Tom shook his head darkly at this piece of town planning, and Catherine wandered back out into the living room. The office-the house, she corrected herself-was as familiar to her as her own home, and it felt strange being a guest in it.

She sat down in the caved-in chair and leaned forward to see what magazines Tom bought. A photography glossy, Playboy, Time . The phone placed so neatly by the stack was a princess type. On the smooth back of the receiver Tom had pasted a list of phone numbers. It was not an extensive list. Tom was not integrated into the town’s life yet, since he had been gone on weekends for the past months. Catherine noted that her own number topped the list. He really doesn’t know any girls, she thought wryly.

But Tom was attractive in a long dark way, and Leila, the Gazette secretary-receptionist, had been giving him the eye ever since he started work. With the fiancée out of the picture, maybe Tom would wake up to Leila’s adoring brown eyes.

“How did your dad stand having his office and house so close?” he asked as he handed Catherine her can of beer.

“The house I live in now was my grandparents’,” she explained. “When my dad finished medical school and moved back in with them, they were already getting old. They had him late, and he was an only child. So he wanted to be close to them in case of an emergency, and my mother didn’t mind living with them. This house was up for sale. So it was convenient to him.” She sighed. “Things were different then. People would come at night-” and Catherine stopped dead.

She rose abruptly and walked straight to the door leading to the hall. She examined the door frame.

“Termites?” Tom asked silkily.

“Smartass,” Catherine said with irritation. “No, look at this.”

He joined her.

“It’s a buzzer, like a doorbell, and it rings in the master bedroom in my house. Dad had it put in so that if emergencies came at night, people could come into this waiting room and buzz him. I told you things were different then. He left the front door unlocked, only locked this door opening into the hall. I had completely forgotten about it.”

“My God, you mean I could ring for you?” Tom leered theatrically.

“Yes, but you’d better not!”

“It still works?”

“I guess so,” said Catherine, dismayed. “Now don’t go playing jokes on me, you hear?”

For a moment Tom looked as mischievous as an eight-year-old with a frog in his pocket. Then his thin lips settled into an unusual line of sobriety.

“No, I promise, Catherine,” he said. “You’ve had enough shocks.”

“Thank you,” Catherine said with feeling. She sat back down.

Tom lit a joint. “Sure you don’t want some? Make you feel better,” he advised her.

She shook her head. “Did you buy that here?” she asked curiously.

“Yes,” he answered, after he expelled the smoke he had been holding deep in his lungs. “The other night. My first Lowfield dope run.”

“Not from Leona, surely?” Catherine asked impulsively.

“Christ, no!” Tom stared at her. “What the hell made you think that?”

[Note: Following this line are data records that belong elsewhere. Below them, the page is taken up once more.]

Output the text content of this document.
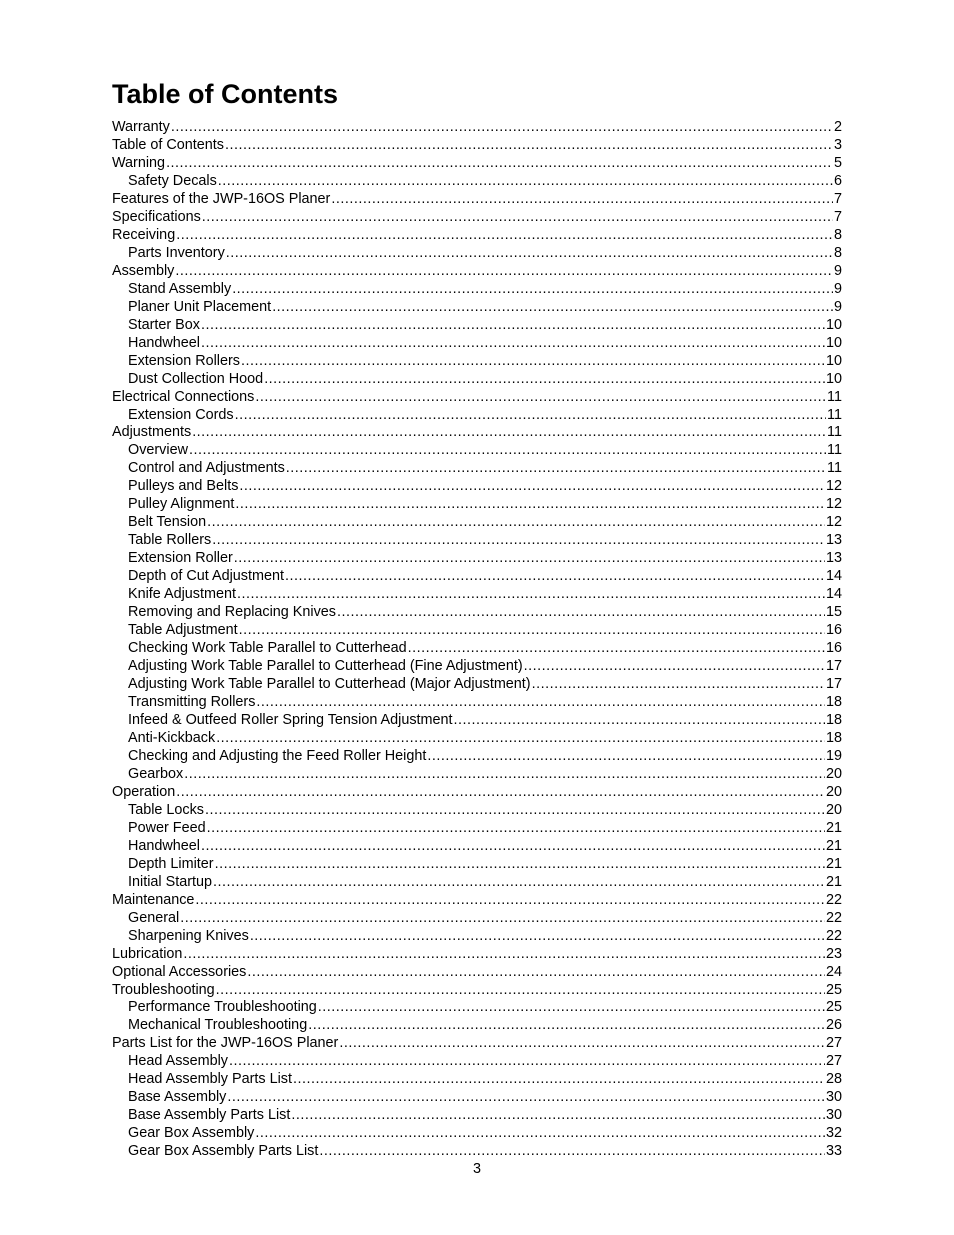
Table of Contents
Warranty .....	2
Table of Contents .....	3
Warning .....	5
Safety Decals .....	6
Features of the JWP-16OS Planer .....	7
Specifications .....	7
Receiving .....	8
Parts Inventory .....	8
Assembly .....	9
Stand Assembly .....	9
Planer Unit Placement .....	9
Starter Box .....	10
Handwheel .....	10
Extension Rollers .....	10
Dust Collection Hood .....	10
Electrical Connections .....	11
Extension Cords .....	11
Adjustments .....	11
Overview .....	11
Control and Adjustments .....	11
Pulleys and Belts .....	12
Pulley Alignment .....	12
Belt Tension .....	12
Table Rollers .....	13
Extension Roller .....	13
Depth of Cut Adjustment .....	14
Knife Adjustment .....	14
Removing and Replacing Knives .....	15
Table Adjustment .....	16
Checking Work Table Parallel to Cutterhead .....	16
Adjusting Work Table Parallel to Cutterhead (Fine Adjustment) .....	17
Adjusting Work Table Parallel to Cutterhead (Major Adjustment) .....	17
Transmitting Rollers .....	18
Infeed & Outfeed Roller Spring Tension Adjustment .....	18
Anti-Kickback .....	18
Checking and Adjusting the Feed Roller Height .....	19
Gearbox .....	20
Operation .....	20
Table Locks .....	20
Power Feed .....	21
Handwheel .....	21
Depth Limiter .....	21
Initial Startup .....	21
Maintenance .....	22
General .....	22
Sharpening Knives .....	22
Lubrication .....	23
Optional Accessories .....	24
Troubleshooting .....	25
Performance Troubleshooting .....	25
Mechanical Troubleshooting .....	26
Parts List for the JWP-16OS Planer .....	27
Head Assembly .....	27
Head Assembly Parts List .....	28
Base Assembly .....	30
Base Assembly Parts List .....	30
Gear Box Assembly .....	32
Gear Box Assembly Parts List .....	33
3
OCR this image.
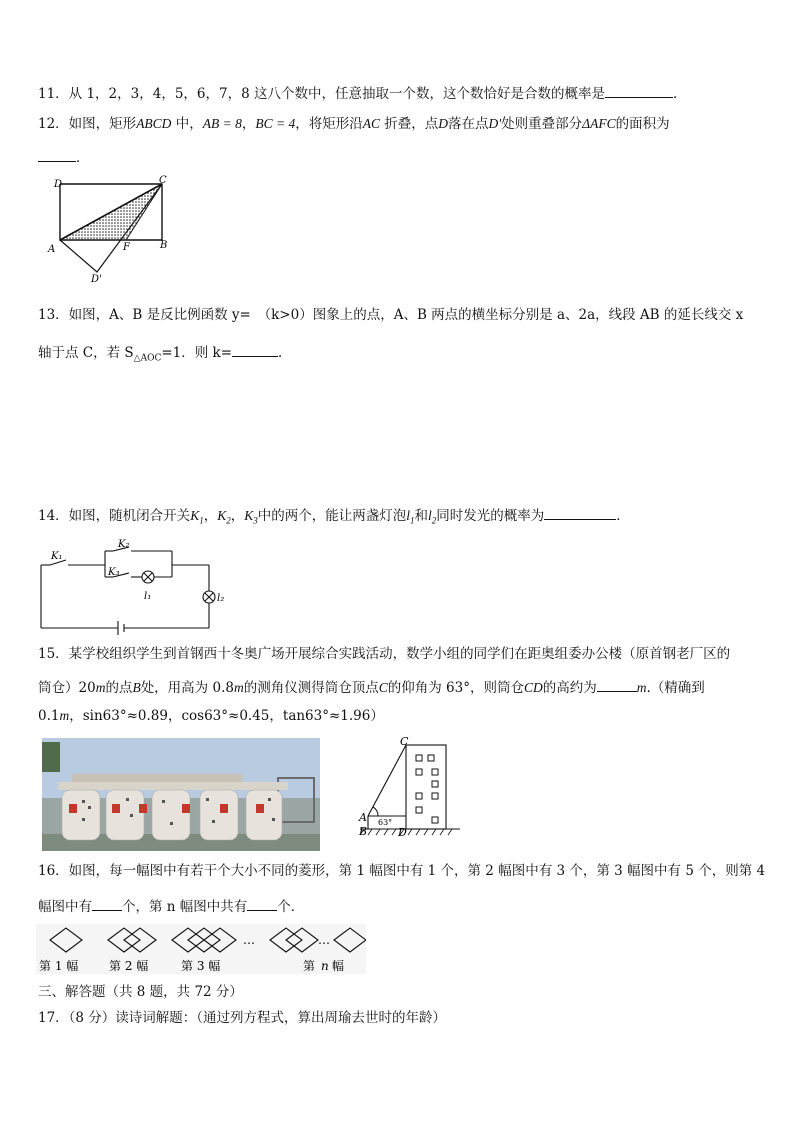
11．从 1，2，3，4，5，6，7，8 这八个数中，任意抽取一个数，这个数恰好是合数的概率是	．
12．如图，矩形ABCD 中，AB = 8，BC = 4，将矩形沿AC 折叠，点D落在点D'处则重叠部分ΔAFC的面积为
．
D	C
A	B
F
D'
13．如图，A、B 是反比例函数 y=　（k>0）图象上的点，A、B 两点的横坐标分别是 a、2a，线段 AB 的延长线交 x
轴于点 C，若 $S_{\triangle AOC}=1$．则 k=	．
14．如图，随机闭合开关$K_1$，$K_2$，$K_3$中的两个，能让两盏灯泡$l_1$和$l_2$同时发光的概率为	．
K₁
K₂
K₃
l₁	l₂
15．某学校组织学生到首钢西十冬奥广场开展综合实践活动，数学小组的同学们在距奥组委办公楼（原首钢老厂区的
筒仓）20m的点B处，用高为 0.8m的测角仪测得筒仓顶点C的仰角为 63°，则筒仓CD的高约为	m.（精确到
0.1m，sin63°≈0.89，cos63°≈0.45，tan63°≈1.96）
C
A
B	D
63°
16．如图，每一幅图中有若干个大小不同的菱形，第 1 幅图中有 1 个，第 2 幅图中有 3 个，第 3 幅图中有 5 个，则第 4
幅图中有 个，第 n 幅图中共有 个．
…	…
第 1 幅	第 2 幅	第 3 幅	第 n 幅
三、解答题（共 8 题，共 72 分）
17．（8 分）读诗词解题：（通过列方程式，算出周瑜去世时的年龄）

But Catherine didn’t want to tell him that the sheriff had hinted that Leona had had something from her father’s office-presumably medical equipment. She felt foolish for even thinking of Leona as a marijuana processor. Did you need medical things to prepare it to smoke? She could see Tom worrying over her rash question like a dog with an especially meaty bone.

“Come on, honey, you know something,” Tom coaxed.

He’s sure not short on charm when he wants something, Catherine told herself. Tom had a convincing way of fixing his heavily lashed brown eyes on a potential source of information with melting effect; but Catherine had seen the trick too many times to be swayed.